Phishing usually involves an email from a cyber-criminal attempting to impersonate an organization, or another individual. They will attempt to make you click on a link, open an attachment, or respond to the email. Doing any of these can lead to an information security incident.
- FERPA: Family Educational Rights and Privacy Act, which covers students and disciplinary records.
- HIPAA: Health Insurance Portability and Accountability Act, which covers medical records.
- GLBA: Gramm-Leach-Bliley Act, which covers financial information.
- PCI DSS: Payment Card Industry Data Security Standard which covers credit and debit card information.
If you handle with data covered by these regulations in your job, see your supervisor or My Learning Connection for additional compliance training.
Missouri State has a comprehensive set of information security policies available for review in the policy library.
One of these policies is the Information Security Data Classification Policy.

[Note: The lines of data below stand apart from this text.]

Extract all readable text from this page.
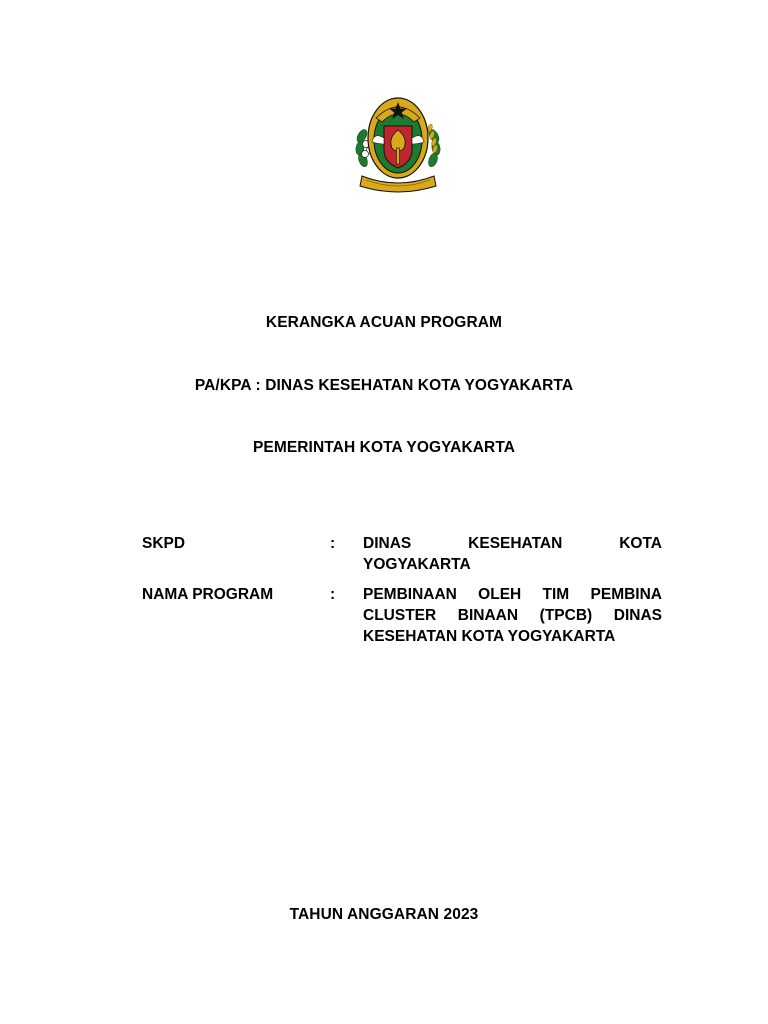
KERANGKA ACUAN PROGRAM
PA/KPA : DINAS KESEHATAN KOTA YOGYAKARTA
PEMERINTAH KOTA YOGYAKARTA
SKPD	:	DINAS KESEHATAN KOTA YOGYAKARTA
NAMA PROGRAM	:	PEMBINAAN OLEH TIM PEMBINA CLUSTER BINAAN (TPCB) DINAS KESEHATAN KOTA YOGYAKARTA
TAHUN ANGGARAN 2023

This breaks down all the information the University holds into one of three classifications:
- Public information: Information the University makes publicly available, like the course catalog and directory information.
- Private information: Information the University keeps confidential but that is not subject to regulation. This includes information like BearPass numbers and vendor documentation.
- Restricted information: Information that law or contract requires the University to keep confidential. This includes things like academic records.
- Highly Restricted information: Information that the University has a special obligation to protect, includung Social Security Numbers, Credit Card Numbers, and Protectected Health Information.
Handling sensitive information
Sending private, restricted, or highly restricted information off campus requires that an approved Sensitive University Data Export Request System (SUDERS) request. SUDERS can be found online at My Missouri State. Be conscious of where you store private or restricted information. According to the Information Management Policy, it must be stored in an appropriate place and encrypted.
Mobile device security
Set a passcode for your device. On most modern smartphones, this will encrypt the device. Also, set up a device locator tool.
Physical information security
Paper documents that contain Restricted or Private University information must be locked up when not in use. This could be a locking file cabinet or in a locked office. Securely shred paper documents that are no longer needed.
What to do if there’s an information security incident
Information security incidents must be reported to the information security office. An Information security incident is an event that adversely affects the Confidentiality, Integrity, or Availability of a University system, or information. Examples of information security incidents include unauthorized access to, or modification of, University systems or information, or the loss or theft of equipment used to store private or restricted University information.